Personal information
- Nationality: Trinidad and Tobago, Great Britain
- Born: 2 April 1992 (age 34) Harrogate, UK
- Height: 1.95 m (6 ft 5 in)
- Weight: 108 kg (238 lb)

Sport
- Country: Trinidad and Tobago
- Sport: Bobsleigh
- Position: Pilot
- Event(s): Olympic Games, World Championships

= Axel Brown =

Trinidadian-British bobsledder

Axel Brown (born 2 April 1992 in Harrogate) is a British-born Trinidadian bobsledder, who represented Trinidad and Tobago at the 2022 Winter Olympics, in 2-man bobsleigh. He is the son of British explorer Chris Brown.

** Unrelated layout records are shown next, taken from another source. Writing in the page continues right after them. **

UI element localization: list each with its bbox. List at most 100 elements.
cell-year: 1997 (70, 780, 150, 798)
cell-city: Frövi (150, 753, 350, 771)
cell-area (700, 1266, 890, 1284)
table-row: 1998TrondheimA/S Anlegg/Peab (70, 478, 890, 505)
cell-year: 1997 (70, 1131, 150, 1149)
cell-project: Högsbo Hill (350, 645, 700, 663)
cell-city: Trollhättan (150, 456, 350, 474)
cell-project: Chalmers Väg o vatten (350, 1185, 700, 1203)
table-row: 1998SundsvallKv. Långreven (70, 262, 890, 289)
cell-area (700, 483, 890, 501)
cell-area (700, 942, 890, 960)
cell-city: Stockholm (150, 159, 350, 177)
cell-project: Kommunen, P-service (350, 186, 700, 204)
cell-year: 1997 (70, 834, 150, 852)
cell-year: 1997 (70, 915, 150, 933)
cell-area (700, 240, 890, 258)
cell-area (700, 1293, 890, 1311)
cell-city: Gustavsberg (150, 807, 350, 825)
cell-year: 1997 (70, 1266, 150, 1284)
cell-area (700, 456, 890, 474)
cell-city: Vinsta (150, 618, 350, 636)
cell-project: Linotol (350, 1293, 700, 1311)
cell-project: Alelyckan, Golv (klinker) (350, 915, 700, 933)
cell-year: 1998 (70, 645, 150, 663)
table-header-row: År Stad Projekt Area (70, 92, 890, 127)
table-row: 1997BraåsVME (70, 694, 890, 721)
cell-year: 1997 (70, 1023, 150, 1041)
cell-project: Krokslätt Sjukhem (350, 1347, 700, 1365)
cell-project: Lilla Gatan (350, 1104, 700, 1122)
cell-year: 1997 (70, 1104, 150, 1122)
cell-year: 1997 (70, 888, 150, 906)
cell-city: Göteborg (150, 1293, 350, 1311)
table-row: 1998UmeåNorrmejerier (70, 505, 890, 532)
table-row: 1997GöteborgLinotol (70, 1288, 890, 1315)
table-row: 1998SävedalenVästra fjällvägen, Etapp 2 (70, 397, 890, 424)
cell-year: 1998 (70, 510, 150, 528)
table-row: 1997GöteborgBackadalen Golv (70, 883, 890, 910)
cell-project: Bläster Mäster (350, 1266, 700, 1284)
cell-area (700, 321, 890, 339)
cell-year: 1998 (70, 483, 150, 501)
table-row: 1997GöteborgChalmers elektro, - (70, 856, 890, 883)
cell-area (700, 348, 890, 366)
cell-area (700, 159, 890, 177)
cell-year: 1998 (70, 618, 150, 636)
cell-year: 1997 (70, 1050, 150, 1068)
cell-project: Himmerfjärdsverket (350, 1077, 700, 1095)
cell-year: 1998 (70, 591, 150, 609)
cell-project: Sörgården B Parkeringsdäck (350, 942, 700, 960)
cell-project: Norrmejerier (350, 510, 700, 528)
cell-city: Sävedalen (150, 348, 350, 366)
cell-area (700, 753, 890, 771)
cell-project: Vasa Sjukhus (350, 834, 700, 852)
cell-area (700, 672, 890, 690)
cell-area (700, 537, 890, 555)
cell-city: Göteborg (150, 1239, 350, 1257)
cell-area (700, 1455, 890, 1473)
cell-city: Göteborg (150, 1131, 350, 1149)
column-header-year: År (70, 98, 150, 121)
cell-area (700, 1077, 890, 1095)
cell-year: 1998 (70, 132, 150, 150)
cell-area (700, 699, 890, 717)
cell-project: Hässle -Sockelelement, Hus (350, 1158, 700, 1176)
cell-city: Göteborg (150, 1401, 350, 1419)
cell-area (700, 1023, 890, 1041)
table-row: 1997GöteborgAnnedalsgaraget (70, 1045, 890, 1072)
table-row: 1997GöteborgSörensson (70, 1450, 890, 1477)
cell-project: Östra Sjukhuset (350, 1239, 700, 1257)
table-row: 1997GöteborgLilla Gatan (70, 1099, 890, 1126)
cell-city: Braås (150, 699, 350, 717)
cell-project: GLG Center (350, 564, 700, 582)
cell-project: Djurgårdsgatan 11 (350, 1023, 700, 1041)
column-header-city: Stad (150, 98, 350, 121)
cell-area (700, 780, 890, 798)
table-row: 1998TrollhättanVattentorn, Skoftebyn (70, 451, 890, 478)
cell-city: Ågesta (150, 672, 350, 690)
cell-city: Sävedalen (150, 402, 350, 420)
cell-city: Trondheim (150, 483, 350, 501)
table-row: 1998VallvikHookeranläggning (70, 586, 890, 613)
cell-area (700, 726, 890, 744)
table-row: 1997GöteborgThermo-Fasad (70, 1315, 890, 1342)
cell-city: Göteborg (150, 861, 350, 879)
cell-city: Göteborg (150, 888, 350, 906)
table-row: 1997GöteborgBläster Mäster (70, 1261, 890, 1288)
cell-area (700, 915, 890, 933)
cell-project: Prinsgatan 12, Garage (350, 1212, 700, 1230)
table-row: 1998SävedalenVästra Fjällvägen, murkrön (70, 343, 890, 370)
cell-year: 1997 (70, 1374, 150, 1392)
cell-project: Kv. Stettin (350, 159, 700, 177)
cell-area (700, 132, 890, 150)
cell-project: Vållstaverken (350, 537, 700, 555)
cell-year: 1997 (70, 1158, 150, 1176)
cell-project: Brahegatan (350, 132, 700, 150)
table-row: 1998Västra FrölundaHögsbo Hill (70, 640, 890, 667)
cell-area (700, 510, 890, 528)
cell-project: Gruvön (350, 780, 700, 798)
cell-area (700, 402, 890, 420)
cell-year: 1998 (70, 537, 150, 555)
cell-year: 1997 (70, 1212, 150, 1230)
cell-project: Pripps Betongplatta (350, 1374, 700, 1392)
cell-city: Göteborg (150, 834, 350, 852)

== Beijing 2022 Winter Olympics ==
Axel, along with teammate Andre Marcano, was the first team to represent Trinidad and Tobago in a Winter Olympic Games since 2002.

Axel Brown competed in the two-man bobsleigh event on 14 and 15 February 2022. The team of Axel and Andre Marcano placed 28th in the first heat and 27th in the second heat in the first day of competition. Injury causing Andre to withdraw created a new pairing of Axel Brown and reserve athlete Shakeel John. The team completed the third heat in 28th place, leading to a 28th overall finish, the highest finish for Trinidad & Tobago in any Winter Olympics.

=== Olympic games ===

| Event | Two-man |
Representing Trinidad and Tobago
| 2022 Beijing China | 28th |

== International Competition ==
As pilot of the 4-man team in the North American Cup in 2022 in Park City, Axel was the first Caribbean bobsleigh pilot to ever finish on the podium in a 4-man race. Axel and the team of Shakeel John, Xaverri Williams, and Adam Hames finished 3rd.

The 2-man team of Axel Brown and Andre Marcano earned the Caribbean’s highest ever World Cup 2-man position of 13th place in the IBSF World Cup in Park City Utah on 23 November 2022.

=== World Championships ===

| Event | Two-man |
Representing Trinidad and Tobago
| 2023 St. Moritz Switzerland | 20th |

== Sporting background ==
Brown was born in Great Britain to a British father and a Trinidadian mother. He competed for Great Britain in the sport of bobsleigh for seven years until 2021, when he decided to represent his mother's homeland of Trinidad and Tobago, with which he holds dual citizenship.

Axel represented Great Britain as a brakeman and featured in the World Cup, North American Cup, and Europe Cup, as well as being a reserve for the 2019 World Championships in Whistler, Canada. He became a pilot in 2019, placing fifth in the North American cup in his debut season.

He played American Football for Colorado State Rams from 2013 - 2014, before which he competed for the Great Britain Lions u18 team. He has also won Bronze and Silver medals in Taekwondo at the national level in the United Kingdom.

== Personal life ==
Axel was born and raised in Harrogate, United Kingdom. Where he attended Brackenfield primary school, followed by Harrogate Grammar School. Before pursuing the sport as a career, he worked at the Odeon cinema and volunteered at Horticap, a charity for adults with learning difficulties. Axel's brother Mika Brown, and Father, Christopher Brown, have both represented Great Britain in the sport of Triathlon at the World Championships.